言語追加でパブリッシャーにレベニューシェアとは別のお金も請求すべきか?(ゲーム制作)
パブリッシャーとゲーム開発者の間でトラブルになっているNEEDY GIRL OVERDOSEというゲーム。
先日開発者へのインタビュー記事がgamesparkにアップされ、その中で「(開発者が)言語やプラットフォームを追加する時の作業費用をパブリッシャーに請求した」という部分に違和感があったゲーム開発者やパブリッシャーの人も多いのではと思います。
レベニューシェア(ロイヤリティの分配)が無い状況で言語やプラットフォームを追加する場合は、当然その作業費用はパブリッシャーにしっかり請求すべきです。
しかし、契約でレベニューシェアがある状況なら、言語やプラットフォームを追加すると当然販売本数もそれなりに増えて開発者の利益も増えます。

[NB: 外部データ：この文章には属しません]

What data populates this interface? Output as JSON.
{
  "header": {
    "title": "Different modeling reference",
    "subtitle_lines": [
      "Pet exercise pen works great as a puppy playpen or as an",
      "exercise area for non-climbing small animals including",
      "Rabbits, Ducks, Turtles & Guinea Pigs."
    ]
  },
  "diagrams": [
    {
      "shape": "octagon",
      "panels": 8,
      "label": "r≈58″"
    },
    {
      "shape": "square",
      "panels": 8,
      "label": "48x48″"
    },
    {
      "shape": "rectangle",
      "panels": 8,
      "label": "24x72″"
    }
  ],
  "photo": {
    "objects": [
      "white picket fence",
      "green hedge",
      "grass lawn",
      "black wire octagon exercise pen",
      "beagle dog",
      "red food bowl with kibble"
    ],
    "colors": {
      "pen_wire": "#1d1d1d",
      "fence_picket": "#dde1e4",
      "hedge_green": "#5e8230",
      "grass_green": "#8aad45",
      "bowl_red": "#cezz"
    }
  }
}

追加の作業費用はその増加した利益で賄われていると考えるのが一般的です。
そのため、インディーゲーム開発においては時々起こる「後でまた別の言語を追加する」やプラットフォームを追加するという作業では、レベニューシェアを受け取っているならパブリッシャーに追加のお金を請求するという事はしていません。
WSS(パブリッシャー)から受けた事はともかく、言語追加でレベニューシェアがあるのに開発者がパブリッシャーにお金をさらに請求したという箇所については、一般的な考え方ではなかったと思います。
あの記事を見て他のインディーゲーム開発者達も言語追加の際にパブリッシャーにレベニューシェアとは別にお金を請求しようとすると、「いや、言語追加すると販売本数が増えて、その分あなたの利益も増加しますよね?」と言い返されるだけだと思います。
「WSSの肩を少しでも持つのか?」と憤る短気な人もいるかもしれませんが、まぁちょっと落ち着いてください。
「レベニューシェアを貰っているのに言語やプラットフォーム追加でさらにお金をパブリッシャーに請求するのは一般的ではない」という事を言いたいだけです。
・しかし勝手な言語追加は困る
言語追加の作業費用は増加する販売本数により賄われるとしても、パブリッシャーが勝手に言語追加を決めて作業を開発者に押し付けてきたとしたら大問題です。
今回のインタビューでは「言語追加にどこかの時点で開発者が応じてしまった」のか「一方的に押し付けられた」のかがよくわかりません。
言語追加に一旦応じてしまうと、
・翻訳会社への依頼が始まってしまう
・その言語向けの宣伝素材の制作が始まってしまう
・海外で出す場合、別のパブリッシャーと提携する場合もあり、その人件費が発生しだす
その他で、パブリッシャーにそれなりの大きなお金の負担が発生するので途中で「やっぱりやめます」とは言えなくなります。
途中で抜けるとなるとそれらの費用をパブリッシャー側から請求されたり、あるいは他の開発者をパブリッシャーが雇って追加言語の組み込み作業をして、その費用分レベニューシェアの支払いが一定期間止まったり、あるいは開発者に請求してくるという事もあります。
また、一方的な言語追加の押し付けの場合、こちら側(開発者側)のスケジュールがそれでしばらく埋まる事になり、他の仕事をしている場合は影響が出てきます。
言語の追加をするかどうかは、パブリッシャーと開発者双方がきちんと話あって決めるべきです。
追加する言語によってはそれほど販売本数が増えず、言語の組み込み作業費用がきちんと賄われないという事もあります。
パブリッシャー側は利益を増やすために言語追加を提案してきますが、インディーゲーム開発者側は「日本語と英語以外は入れたくない」と言う人も結構います。(私も自分が読めない言語はパブリッシャーが提案してきても正直入れたくない)
プラットフォーム追加も開発者側が拒否するならパブリッシャーはそれに応じるべきです。
・お互いが納得する契約を
インディーゲームにおけるパブリッシャーと開発者の契約では、パブリッシャーに有利になるような契約になる事が多いです。
そのため、インディーゲーム開発者は契約前にきちんと契約内容を確認し、お金がかかっても弁護士などにその内容確認や修正案の提案をしてもらうべきです。
また、ゲーム関係の契約をした弁護士で無いときちんと内容確認できない事もあります。
そのためできれば過去にこういう契約をした弁護士さんに依頼するようにした方が良いでしょう。
他のパブリッシャーさんやゲーム開発者に相談してそういう弁護士さんを紹介してもらったりも。
パブリッシャーとのやり取りはきちんと記録を残すようにもしてください。
テキストベースでのやり取りなら記録を残せますが、音声ベースの場合は『言った・言わなかった』でトラブルになる事もあります。